Comment avez-vous pu avoir l’idée d’apprendre par cœur ce rasoir de Musset ?… Vous n’êtes donc pas au courant du mouvement actuel ?… Tenez ! Fernet va nous en réciter, des vers !
Au milieu d’un tel tumulte, rouge de honte et comme blessée à l’aile, l’adolescente eût voulu se voiler la face.
— Si vos concerts sont de cette force-là, nous risquons d’entendre du Saint-Saëns et du Puccini !
— Parions qu’elle ne connaît pas le Sacre du Printemps !
Cruelles, extériorisant quelque longue jalousie, les jeunes filles s’acharnaient.
— D’abord, conclut cyniquement la petite d’Estenol, les vers c’est très bien, mais on s’en passe.
— C’est comme la musique, enchaîna la petite Galaty. Ça va bien de temps en temps à la salle Gaveau pour sortir une robe. Mais je ne comprends pas qu’on s’abrutisse sur des pianos quand il y a le tennis, le golf, l’auto, les chevaux et le reste.

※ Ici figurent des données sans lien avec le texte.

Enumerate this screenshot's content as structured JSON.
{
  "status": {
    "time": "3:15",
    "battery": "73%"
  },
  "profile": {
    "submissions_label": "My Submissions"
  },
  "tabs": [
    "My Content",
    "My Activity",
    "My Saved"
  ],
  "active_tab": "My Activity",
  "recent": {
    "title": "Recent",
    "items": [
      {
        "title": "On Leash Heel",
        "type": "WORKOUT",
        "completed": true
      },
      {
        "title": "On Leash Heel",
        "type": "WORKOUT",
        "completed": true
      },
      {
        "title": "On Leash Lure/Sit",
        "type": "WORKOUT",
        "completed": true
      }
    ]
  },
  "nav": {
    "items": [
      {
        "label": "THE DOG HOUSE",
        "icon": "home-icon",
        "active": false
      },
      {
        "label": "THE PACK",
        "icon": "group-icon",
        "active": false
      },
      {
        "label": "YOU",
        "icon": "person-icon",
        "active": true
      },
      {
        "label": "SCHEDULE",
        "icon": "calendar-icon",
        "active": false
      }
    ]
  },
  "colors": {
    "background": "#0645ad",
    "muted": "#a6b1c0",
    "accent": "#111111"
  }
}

— Surtout l’auto… continuait une petite voix. Moi, quand je serai mariée, je veux ma Rolls-Royce avant tout !
Élysée, essayant de reprendre pied, lança, frémissante :
— Même avant l’amour, sans doute !
Une fusée de rires clairs l’écrasa de nouveau.
— L’amour ? Elle est décidément du vieux bateau ! Alfred de Musset, Charles Gounod, les mariages d’amour, les musées, les collections, toutes les vieilles rengaines !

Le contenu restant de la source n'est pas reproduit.